Execution of legal and arbitral decisions

If your foreign client, with who you are in dispute is convicted by your national jurisdiction to pay you damages and interest but does not carry it out, you will probably have to start seizure proceedings abroad. Could this seizure have grounds on the basis of a judgement rendered in a foreign country? The problem posed here is that of carrying out foreign legal decisions abroad. Moreover, does the authority of the final decision enable in internal law to confront with the repetition of the same proceedings or a same demand. When is it abroad? Could the dispute which separates the two parties be judged again in the client's country?

Two requirements confront one another. On the one hand in a concern for the economy of the procedure and the efficiency of legal decisions, these must be automatically accepted abroad within the context of inevitable carrying out or for their recognition within the context the authority of the thing judged. However, on the other hand, the independence and sovereignty of states expresses itself in its willingness to exert control and to avoid giving effect to unjust or inequitable decisions on the territory (Not forgetting that different legal systems exist). Also, each national legislator has its own response to the question, and reception of judicial decisions pronounced abroad is subject to more or less stringent controls according to the country where advantage of the decision has tried to be taken.

a) Recognition of the judgement and enforceability

When it is a matter of referring to the authority of the final decision defined by a foreign judgement, one speaks of recognition of the judgement rendered abroad. When it is a matter of operating a seizure on the basis of a judgement rendered abroad, a formality is generally necessary which is known as the enforceability of decisions rendered abroad. In truth, to be able to seize on the basis of a judgement rendered abroad, it is necessary to obtain it beforehand in the opinion of a court in the country where one desires to operate the exequator seizure of judgement rendered abroad.

Likewise, all arbitration decisions have to automatically be the objective of the exequator's demand to be able to be applied.

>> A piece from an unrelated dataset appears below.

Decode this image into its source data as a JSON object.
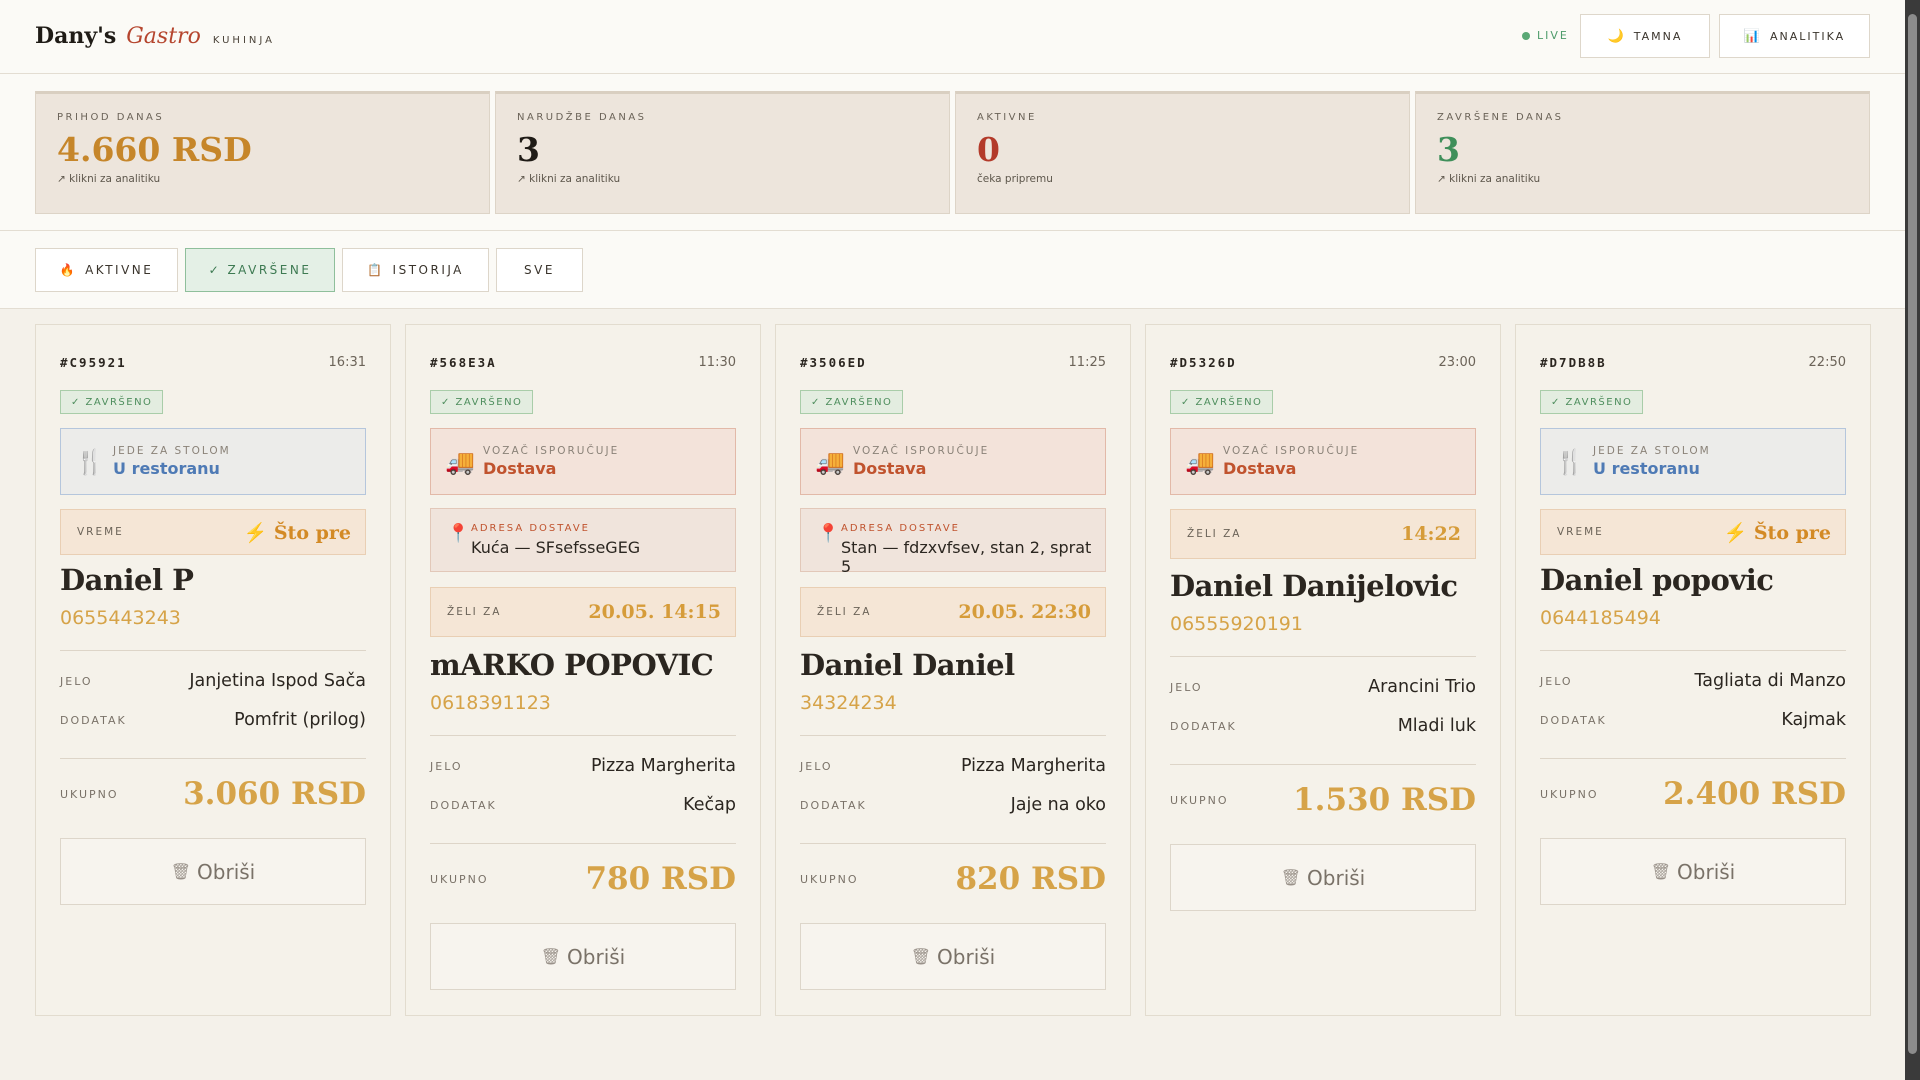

In this way, it is sometimes more interesting to carry them from the moment of dispute in front of a court in the country where the judgement will be carried out. Thus the problems connected with enforcement are avoided.

b) International agreements

Treaties are sometimes concluded between countries with a view to facilitating the recognition and enforcement of decisions rendered in the treaty signing countries. This is the case for the Conventions of Brussels (EU) and Lugano (European Free-Trade Association countries: Iceland, Norway, Switzerland and Liechtenstein). The idea which underlies these conventions is to create a European legal zone and in this way facilitate the circulation of legal decisions with the EU and EFTA. By virtue of these conventions, the enforcement procedure cannot open out into a new examination of the dispute's content. The judge required within the enforcement procedure cannot re-estimate the elements of settling the dispute in one of the treaty signing countries. Moreover, the cases in which the judge could refuse the enforcement in another treaty signing country are limited to a list (annoying state public order, violation of defence rights,...).

Likewise, in 1958, the United Nations developped an agreement for the recognition and carrying out of foreign arbitral sentences.